Top reviews from other countries
At just short of 500 pages, this hard bound commentary is a massive resource on a small book. In fact it is almost exactly twice the number of pages written by Adamson.
McKnight approaches the epistle with great academic authority, using an enormous bibliography and weighs all disputable matters giving due thought to each weighty issue.
You will get a reasoned approach to the whole book, with access to the most modern and helpful material and probably the least biased result.
For example in the matter of the elders visiting the sick and praying for them, McKnight looks at all the possible meanings and comes to a conclusion that whether we like it or not the early church believed in divine healing so we must take the scripture as it comes rather than try to rewrite it to fit our theology!
You are a better person than me if you can sit and read this from cover to cover, but every page is a resource that will last me a lifetime. The usual introductory section on the identity and purposes of the author is excellent and you will quickly engage with whole sections of the work. This is a volume that I will "court" - visiting its pages from time to time and learning from it. It becomes not only an addition to my collection of commentaries on James (Martin, Adamson, Nystrom & Davids) but it now becomes the default.
It is very hard to find a better series than the NICNT
I really enjoyed the continuity of the book, so much of James' thoughts seem to be fragmented, but Dr. McKnight connected everything well and showed a flow throughout the book. Another highlight of the commentary for me was the helpful explanation of the relationship between faith and works that is often so highly contested amongst Christians.

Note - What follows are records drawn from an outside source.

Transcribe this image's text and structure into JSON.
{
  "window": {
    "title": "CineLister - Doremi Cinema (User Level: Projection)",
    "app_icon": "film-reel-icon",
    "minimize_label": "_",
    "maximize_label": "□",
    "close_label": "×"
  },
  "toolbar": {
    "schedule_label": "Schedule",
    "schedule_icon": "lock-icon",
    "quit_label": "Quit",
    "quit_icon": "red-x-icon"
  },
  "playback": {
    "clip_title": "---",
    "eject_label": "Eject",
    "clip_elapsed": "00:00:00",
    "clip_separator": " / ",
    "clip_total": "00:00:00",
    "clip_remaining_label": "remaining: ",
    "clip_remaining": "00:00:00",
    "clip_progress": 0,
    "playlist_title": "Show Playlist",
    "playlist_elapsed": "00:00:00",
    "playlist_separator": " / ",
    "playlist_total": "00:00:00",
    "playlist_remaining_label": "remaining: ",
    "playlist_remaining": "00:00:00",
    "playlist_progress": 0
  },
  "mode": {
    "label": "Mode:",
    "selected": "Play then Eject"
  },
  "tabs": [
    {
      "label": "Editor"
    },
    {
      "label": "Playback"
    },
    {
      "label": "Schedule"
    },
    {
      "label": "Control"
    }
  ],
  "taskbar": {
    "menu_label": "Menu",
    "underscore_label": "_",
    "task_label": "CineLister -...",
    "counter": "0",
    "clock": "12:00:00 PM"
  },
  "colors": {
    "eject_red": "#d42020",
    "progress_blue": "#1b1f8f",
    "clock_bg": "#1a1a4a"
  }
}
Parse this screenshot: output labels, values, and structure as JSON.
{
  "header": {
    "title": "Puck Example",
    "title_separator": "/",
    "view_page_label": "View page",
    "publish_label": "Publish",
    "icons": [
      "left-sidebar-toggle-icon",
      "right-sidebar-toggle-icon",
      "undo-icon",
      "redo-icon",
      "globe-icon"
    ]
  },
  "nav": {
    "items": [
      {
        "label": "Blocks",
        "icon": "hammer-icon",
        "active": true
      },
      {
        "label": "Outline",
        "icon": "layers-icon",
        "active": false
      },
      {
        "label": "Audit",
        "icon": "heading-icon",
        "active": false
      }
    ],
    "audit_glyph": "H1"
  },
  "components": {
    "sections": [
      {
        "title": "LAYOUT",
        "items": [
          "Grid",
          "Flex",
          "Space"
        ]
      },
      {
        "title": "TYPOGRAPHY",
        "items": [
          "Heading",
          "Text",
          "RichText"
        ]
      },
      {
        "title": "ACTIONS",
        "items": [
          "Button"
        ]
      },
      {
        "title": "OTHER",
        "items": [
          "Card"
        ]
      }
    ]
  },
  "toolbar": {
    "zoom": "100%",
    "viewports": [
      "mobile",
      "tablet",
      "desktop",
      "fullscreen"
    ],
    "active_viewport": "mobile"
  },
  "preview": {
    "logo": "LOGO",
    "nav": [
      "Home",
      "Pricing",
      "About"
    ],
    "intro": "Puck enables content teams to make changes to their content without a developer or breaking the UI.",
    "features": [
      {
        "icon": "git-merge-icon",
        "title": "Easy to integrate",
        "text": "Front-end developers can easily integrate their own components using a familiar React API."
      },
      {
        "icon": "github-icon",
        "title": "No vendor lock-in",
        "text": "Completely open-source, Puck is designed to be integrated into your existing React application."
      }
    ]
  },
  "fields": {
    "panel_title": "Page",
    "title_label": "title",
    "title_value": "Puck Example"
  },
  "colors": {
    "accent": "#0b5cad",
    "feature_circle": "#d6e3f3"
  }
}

He spends a lot of time on James chapter 2 and the supposed contradiction between Paul and James on justification by faith. His material in this section is a little different than the typical view and is well worth reading. I was really impressed with the background information that he brings up here and there throughout the commentary, probably more than I've seen in other works on James.
Moo (Pillar series) is probably more readable, but shorter. I'd like to give this commentary 4-1/2 stars, but they don't allow that here in the reviews. Mcknight's work on James almost merits a perfect 5, but there were some sections where after discussing all the options, he doesn't seem to mention which option he prefers and why.
If you are looking for a pretty exhaustive commentary on James, this might be your best bet. For those who don't want such a massive work, Moo is the better purchase.
All in all a good commentary, just be prepared that it is handled a bit different from the others I have encountered in this series.